Intervista a Paolo Becchi su LaStampa, 10/12/2016


«Larghe intese Lega-Cinquestelle? Non è fantascienza. Ma si vedrà solo dopo le elezioni, perché l’unica cosa che interessa al Movimento è misurare le forze».

In qualche senso, Paolo Becchi ha anticipato la tendenza: il professore genovese di filosofia del diritto, un tempo considerato “ideologo” del Movimento cinque stelle, negli ultimi mesi ha rotto con Beppe Grillo e si è avvicinato a Lega e Fratelli d’Italia (ha partecipato alla manifestazione di Salvini a Firenze per il “no” al referendum).

Professore, Salvini e Grillo potrebbero mai essere alleati?  

«I punti di contatto sarebbero molteplici: l’opposizione all’euro e all’Unione, la sintonia con la Russia, il rifiuto dell’immigrazione, la retorica anti-sistema. Oggi sembra fantasia, perché il Movimento è un partito in cui la linea cambia a seconda dell’opportunismo del giorno. L’unica cosa che interessa a Grillo oggi è misurare le forze, votare e andare da soli. Ma dopo, ad esempio se si votasse con il proporzionale e Di Maio fosse incaricato di trovare una maggioranza per poter governare, comincerebbe proprio dalla Lega. Quanto a Salvini, lui ha già provato a dialogare, ma si è beccato in risposta solo dei vaffanculo».

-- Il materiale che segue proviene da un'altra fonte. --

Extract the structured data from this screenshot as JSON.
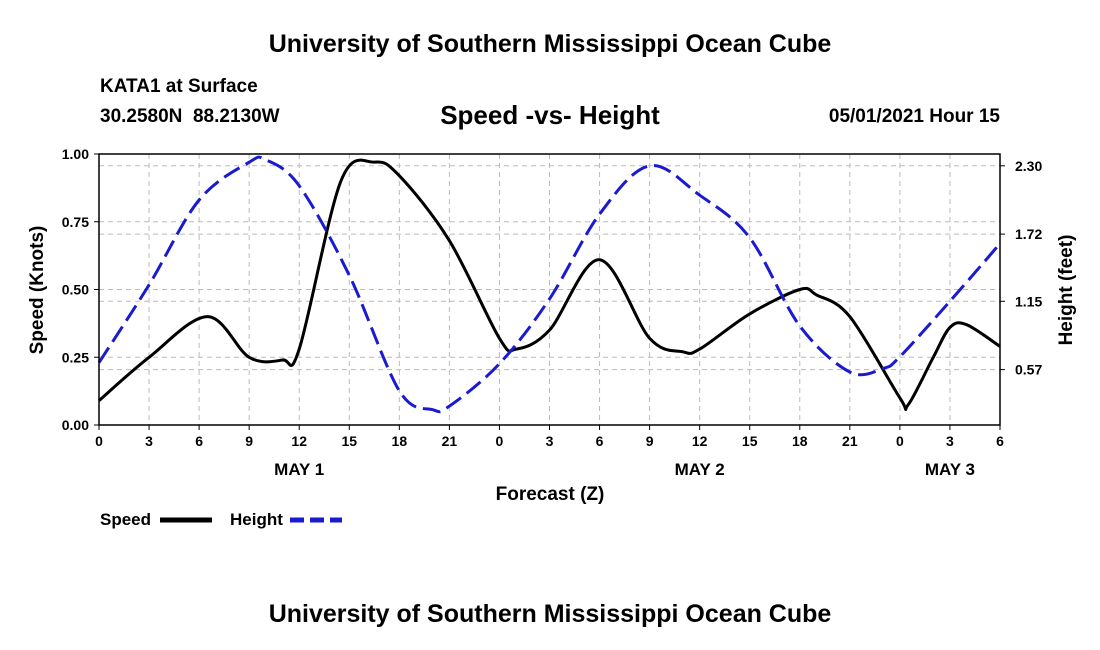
{
  "header": {
    "title": "University of Southern Mississippi Ocean Cube",
    "station": "KATA1 at Surface",
    "coords": "30.2580N  88.2130W",
    "subtitle": "Speed -vs- Height",
    "datetime": "05/01/2021 Hour 15"
  },
  "footer": {
    "title": "University of Southern Mississippi Ocean Cube"
  },
  "legend": {
    "speed_label": "Speed",
    "height_label": "Height"
  },
  "colors": {
    "speed": "#000000",
    "height": "#1a1ad0",
    "grid": "#bbbbbb"
  },
  "chart_data": {
    "type": "line",
    "title": "Speed -vs- Height",
    "xlabel": "Forecast (Z)",
    "ylabel": "Speed (Knots)",
    "y2label": "Height (feet)",
    "xlim": [
      0,
      54
    ],
    "ylim": [
      0,
      1
    ],
    "y2lim": [
      0.1,
      2.4
    ],
    "x_ticks": [
      0,
      3,
      6,
      9,
      12,
      15,
      18,
      21,
      24,
      27,
      30,
      33,
      36,
      39,
      42,
      45,
      48,
      51,
      54
    ],
    "x_tick_labels": [
      "0",
      "3",
      "6",
      "9",
      "12",
      "15",
      "18",
      "21",
      "0",
      "3",
      "6",
      "9",
      "12",
      "15",
      "18",
      "21",
      "0",
      "3",
      "6"
    ],
    "y_ticks": [
      0,
      0.25,
      0.5,
      0.75,
      1
    ],
    "y_tick_labels": [
      "0.00",
      "0.25",
      "0.50",
      "0.75",
      "1.00"
    ],
    "y2_ticks": [
      0.57,
      1.15,
      1.72,
      2.3
    ],
    "y2_tick_labels": [
      "0.57",
      "1.15",
      "1.72",
      "2.30"
    ],
    "day_labels": [
      {
        "x": 12,
        "label": "MAY 1"
      },
      {
        "x": 36,
        "label": "MAY 2"
      },
      {
        "x": 51,
        "label": "MAY 3"
      }
    ],
    "grid": true,
    "legend_position": "bottom-left",
    "series": [
      {
        "name": "Speed",
        "axis": "left",
        "style": "solid",
        "x": [
          0,
          3,
          6.5,
          9,
          11,
          12,
          14.5,
          16.5,
          18,
          21,
          24,
          25,
          27,
          30,
          33,
          35,
          36,
          39,
          42,
          43,
          45,
          48,
          48.5,
          50,
          51,
          52,
          54
        ],
        "values": [
          0.09,
          0.25,
          0.4,
          0.25,
          0.24,
          0.28,
          0.9,
          0.97,
          0.92,
          0.68,
          0.32,
          0.28,
          0.35,
          0.61,
          0.32,
          0.27,
          0.28,
          0.41,
          0.5,
          0.48,
          0.4,
          0.1,
          0.075,
          0.25,
          0.36,
          0.37,
          0.29
        ]
      },
      {
        "name": "Height",
        "axis": "right",
        "style": "dashed",
        "x": [
          0,
          3,
          6,
          9,
          10,
          12,
          15,
          18,
          20,
          21,
          24,
          27,
          30,
          33,
          36,
          39,
          42,
          45,
          47,
          48,
          51,
          54
        ],
        "values": [
          0.63,
          1.29,
          2.01,
          2.33,
          2.35,
          2.13,
          1.37,
          0.39,
          0.23,
          0.26,
          0.62,
          1.17,
          1.89,
          2.3,
          2.05,
          1.69,
          0.94,
          0.55,
          0.58,
          0.68,
          1.15,
          1.64
        ]
      }
    ]
  }
}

Forse è proprio per evitare alleanze che il M5S vuole votare con l’Italicum?  

«Ci dimentichiamo che per Grillo sino a ieri era una legge fascista? È puro opportunismo. Come il referendum sull’Euro: hanno raccolto le firme, ora lo portano avanti o no? L’unica cosa inaccettabile, dopo il grande segnale del referendum, sarebbe un altro governo Pd formato da gente eletta con una legge incostituzionale. Per questo sulla legge elettorale io farei l’opposto: si porti il Consultellum anche alla Camera ».

Così sarebbero quasi certe le «grandi coalizioni» dopo le elezioni.  

«E allora? Quando l’Italia funzionava c’erano sempre le grandi coalizioni intorno alla Dc. Erano meglio i governi balneari di quelli dei tecnici. L’idea del “partito unico” al comando è una cosa degli ultimi anni».